La beauté de Sarah attire la convoitise : Abraham trouve que ce n’est rien, il ne se décourage pas pour autant… La guerre d’un côté 4 rois s’affrontent avec 5 autres rois, les uns plus puissants que les autres. Abraham comprend le message, il sait que ces combats sont ceux auxquels ses descendants seront confrontés…  Pour un personnage tel qu’Abraham qui suit HaShem de manière confiante ainsi que le suggère la Torah : תמים תהיה עם ה’ אלוקיך (Devarim XVIII, 13)… Reste fidèle à l’Eternel ton D !!

Abraham est venu en Canaan. Il est à présent sur cette terre depuis 10 ans et Sarah est toujours stérile !!! En Sarah germe un projet conforme à l’esprit et aux us et coutumes de l’époque : si la maîtresse des lieux ne peut donner jour à une descendance, qu’à cela ne tienne : elle a une servante, qui peut-être, elle, pourra enfanter. Le phénomène n’est pas rare : le Tanakh nous en fait part : Léa devient stérile après avoir donné naissance à 4 garçons, elle conseille à Jacob de prendre pour épouse sa servante, Rahel, ne peut enfanter elle aussi conseille à Jacob de s’approcher de sa servante beaucoup plus tard, Hana, conseille à Elkana de prendre une deuxième épouse….

Seulement, voilà, Zilpa, Bilha, sont restées dans l’ombre. Bien que devenues épouses du Patriarche, elles sont restées humbles ce qui ne fut pas le propre de Hagar. Peut-être était-ce parce qu’en réalité Hagar était une princesse[4], celle-ci ne pouvait guère plus supporter d’être reléguée au rang de servante et, en conséquence, après ses épousailles et dès qu’il apparut qu’elle était enceinte, elle commença à se prendre pour la maîtresse des lieux et à railler Sarah qui, elle était âgée et stérile, alors qu’elle était jeune et qu’elle conçut immédiatement.

Toujours est-il qu’Abraham se sentit tiraillé/déchiré. Le don de prophétie de Sarah était indiscutable mais, les sentiments sont là….

La cinquième épreuve – le mariage avec Hagar – va avoir des conséquences qui seront aussi très graves comme nous le verrons plus bas dans ce texte.
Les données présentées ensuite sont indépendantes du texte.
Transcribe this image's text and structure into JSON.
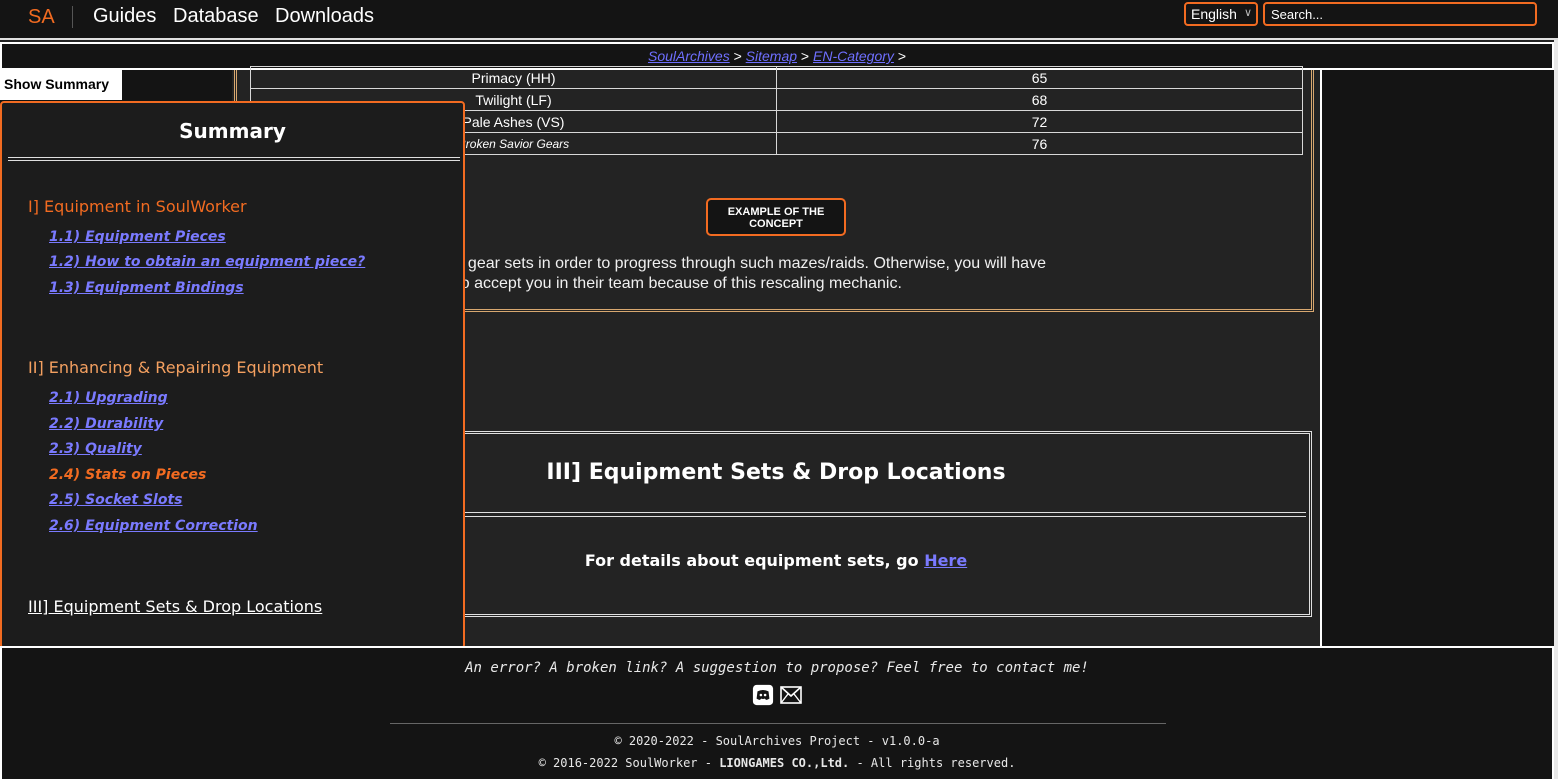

Le Midrash raconte quelles furent les raisons qui poussèrent Pharaon à donner sa fille en tant que servante à Sarah : en voyant la noblesse de l’attitude de Sarah, il se convainquit du fait qu’il était préférable à sa fille de vivre dans une « société » bien plus noble que ce qu’il aurait pu trouver pour sa fille.
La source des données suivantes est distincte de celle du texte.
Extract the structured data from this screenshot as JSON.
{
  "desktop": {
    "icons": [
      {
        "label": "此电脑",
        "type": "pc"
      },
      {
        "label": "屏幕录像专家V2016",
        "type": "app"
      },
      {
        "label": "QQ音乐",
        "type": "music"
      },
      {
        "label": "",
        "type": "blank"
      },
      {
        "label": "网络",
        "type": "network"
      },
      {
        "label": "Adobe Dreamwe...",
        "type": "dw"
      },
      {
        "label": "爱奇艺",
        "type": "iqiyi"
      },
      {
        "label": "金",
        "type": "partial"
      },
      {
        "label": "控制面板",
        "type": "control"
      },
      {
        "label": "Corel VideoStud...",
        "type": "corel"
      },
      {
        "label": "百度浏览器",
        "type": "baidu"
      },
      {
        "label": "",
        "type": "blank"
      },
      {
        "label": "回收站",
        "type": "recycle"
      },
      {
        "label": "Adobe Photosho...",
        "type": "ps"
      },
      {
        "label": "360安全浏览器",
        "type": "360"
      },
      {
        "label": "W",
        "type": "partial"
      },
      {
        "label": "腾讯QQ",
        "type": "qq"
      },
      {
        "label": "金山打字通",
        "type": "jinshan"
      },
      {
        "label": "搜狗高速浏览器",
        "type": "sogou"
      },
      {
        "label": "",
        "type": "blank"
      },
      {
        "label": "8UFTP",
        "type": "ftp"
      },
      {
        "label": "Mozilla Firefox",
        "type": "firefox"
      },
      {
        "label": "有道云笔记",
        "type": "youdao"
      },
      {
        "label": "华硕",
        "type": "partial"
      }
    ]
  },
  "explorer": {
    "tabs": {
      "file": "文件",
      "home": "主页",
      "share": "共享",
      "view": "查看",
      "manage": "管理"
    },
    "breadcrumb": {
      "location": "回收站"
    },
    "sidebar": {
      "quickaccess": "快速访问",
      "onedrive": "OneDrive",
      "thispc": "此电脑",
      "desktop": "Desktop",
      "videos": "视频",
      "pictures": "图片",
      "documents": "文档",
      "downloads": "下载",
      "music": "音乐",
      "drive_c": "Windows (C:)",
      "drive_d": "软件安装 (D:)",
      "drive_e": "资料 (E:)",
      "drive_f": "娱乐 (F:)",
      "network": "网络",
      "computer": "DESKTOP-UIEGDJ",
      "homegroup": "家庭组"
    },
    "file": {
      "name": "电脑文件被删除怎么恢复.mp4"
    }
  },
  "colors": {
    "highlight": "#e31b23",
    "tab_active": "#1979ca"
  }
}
La confrontation entre Sarah et Hagar fut inévitable. La raillerie de la servante sur sa maîtresse commença très tôt. Ce qu’Hagar ignorait sans aucun doute était le degré de sainteté de Sarah car, la future Matriarche fut la seule femme avec laquelle HaShem parla sans intermédiaire ! Lorsque, plus tard, Hagar se trouva dans le désert c’est un Ange qui s’adressa à elle pour lui donner l’occasion d’exprimer son tourment !!!  L’erreur d’Hagar fut de se considérer supérieure (spirituellement parlant).
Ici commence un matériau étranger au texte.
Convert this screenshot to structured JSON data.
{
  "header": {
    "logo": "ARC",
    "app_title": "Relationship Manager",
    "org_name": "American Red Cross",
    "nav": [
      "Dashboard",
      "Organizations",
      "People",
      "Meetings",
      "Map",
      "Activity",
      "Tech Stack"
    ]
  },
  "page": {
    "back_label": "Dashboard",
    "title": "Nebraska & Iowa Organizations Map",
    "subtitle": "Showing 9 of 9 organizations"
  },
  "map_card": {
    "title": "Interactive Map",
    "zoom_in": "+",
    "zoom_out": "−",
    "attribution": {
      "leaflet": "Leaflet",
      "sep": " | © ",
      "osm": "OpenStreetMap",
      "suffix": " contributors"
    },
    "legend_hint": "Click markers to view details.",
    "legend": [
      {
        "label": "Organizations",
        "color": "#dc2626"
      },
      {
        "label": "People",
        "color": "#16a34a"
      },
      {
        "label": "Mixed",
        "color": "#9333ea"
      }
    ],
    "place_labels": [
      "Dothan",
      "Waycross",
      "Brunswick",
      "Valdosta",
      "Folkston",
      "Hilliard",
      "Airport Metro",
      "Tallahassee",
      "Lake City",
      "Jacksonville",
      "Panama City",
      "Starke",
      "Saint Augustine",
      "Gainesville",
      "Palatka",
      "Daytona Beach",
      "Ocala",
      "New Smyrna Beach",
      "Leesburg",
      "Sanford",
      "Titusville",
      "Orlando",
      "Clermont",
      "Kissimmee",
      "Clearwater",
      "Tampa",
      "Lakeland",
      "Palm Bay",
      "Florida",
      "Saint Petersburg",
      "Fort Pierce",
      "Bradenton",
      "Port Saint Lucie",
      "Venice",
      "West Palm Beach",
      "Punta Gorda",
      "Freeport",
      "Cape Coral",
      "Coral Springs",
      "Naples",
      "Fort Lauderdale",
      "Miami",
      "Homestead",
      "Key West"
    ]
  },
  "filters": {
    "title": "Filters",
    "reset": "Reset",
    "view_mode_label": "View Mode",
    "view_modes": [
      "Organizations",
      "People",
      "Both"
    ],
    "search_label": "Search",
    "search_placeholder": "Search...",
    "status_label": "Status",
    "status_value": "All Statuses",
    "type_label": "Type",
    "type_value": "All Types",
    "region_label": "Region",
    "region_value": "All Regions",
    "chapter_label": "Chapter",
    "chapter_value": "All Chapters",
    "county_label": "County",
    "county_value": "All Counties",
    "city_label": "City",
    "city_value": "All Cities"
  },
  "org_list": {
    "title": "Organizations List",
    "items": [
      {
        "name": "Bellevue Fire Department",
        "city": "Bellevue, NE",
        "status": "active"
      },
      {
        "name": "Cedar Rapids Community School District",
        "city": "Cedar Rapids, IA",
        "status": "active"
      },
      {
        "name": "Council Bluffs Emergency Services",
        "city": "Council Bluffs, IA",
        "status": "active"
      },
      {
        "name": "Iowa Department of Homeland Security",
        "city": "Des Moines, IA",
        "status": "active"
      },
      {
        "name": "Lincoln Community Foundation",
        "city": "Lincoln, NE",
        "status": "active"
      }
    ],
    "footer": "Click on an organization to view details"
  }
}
Lorsque dans la Torah, on veut nous faire connaître le nom de quelque personnage qu’il s’agisse, s’il est écrit et son nom est….. il s’agit alors de quelqu’un qui n’est pas forcément un tsadik, un juste alors que lorsqu’est écrit le prénom de la personne et ensuite. Or pour présenter Hagar il est justement écrit Hagar est son nom que penser ? Hagar était-elle une tsadéketh ? L’on raconte que par la suite, elle fit teshouva et redevint l’épouse d’Abraham après la disparition de Sarah.

De plus, les Sages qui, on le sait, détaillent tous les textes remarquent que lorsqu’Hagar erra dans le désert, et qu’elle vit que son fils était en difficulté, elle appela à l’aide et un ange lui répondit. Elle ne prit aucunement peur de cette rencontre alors que, font remarquer nos grands exégètes lorsque Manoah, le père de Samson, rencontra l’Ange qui lui annonça la naissance d’un garçon, il se mit à trembler en s’écriant « nous avons vu un envoyé de D nous allons mourir » !!! (soit dit en passant : c’est sa femme qui le rassura en lui disant que si cela était le cas pour quelle raison aurait-il annoncé la naissance d’un fils !).

Encore un détail mais qui revêt une importance pour la généalogie : lorsqu’HaShem S’adresse à Abraham pour lui demander le plus grand des sacrifices et de Lui dédier Isaac, IL dit à Abraham : « ton fils, ton fils unique, celui que tu aimes, Isaac. » On se pose une question : pourquoi est-il écrit ton fils « unique » alors qu’il avait déjà eu un fils avec Hagar…. Certains commentaires avancent que le fils d’Hagar n’est pas le fils de la femme légitime qui est Sarah mais d’autres préconisent une autre explication bien plus profonde : en étudiant de près la naissance des enfants de Jacob, on apprend que ce sont les Matriarches qui ont donné leurs noms aux douze fils de Jacob. Hagar s’opposa à ce que Sara donne un nom à Ishmaël qui, en conséquence, n’entra pas dans le décompte de la descendance d’Abraham.  C’est donc la raison pour laquelle la ligature concernait Isaac et non pas Ishmaël.

Caroline Elishéva REBOUH.

MA Hebrew and Judaic Studies
Administrative Director of Eden Ohaley Yaacov

[1]  La lettre youd située à la fin du nom de Saraï dont la valeur numérique est 10 fut divisée en deux fois la lettre hé (valeur numérique 5) pour que la Shekhina règne entre les deux membres du couple.

[2] Rambam ou Rabbi Moshé ben Maïmon ou Maïmonide  1138 à Cordoue – 1204 à Fostat en Egypte et enterré à Tibériade.  Rabbin, Philosophe, Médecin.

3  Six d’entre elles seront énumérées dans cette sidra et 4 autres dans la parasha suivante.

[4]  Elle était, en effet, fille de Pharaon que celui-ci avait offert comme servante à ce grand homme et son épouse que furent Abraham et Sarah.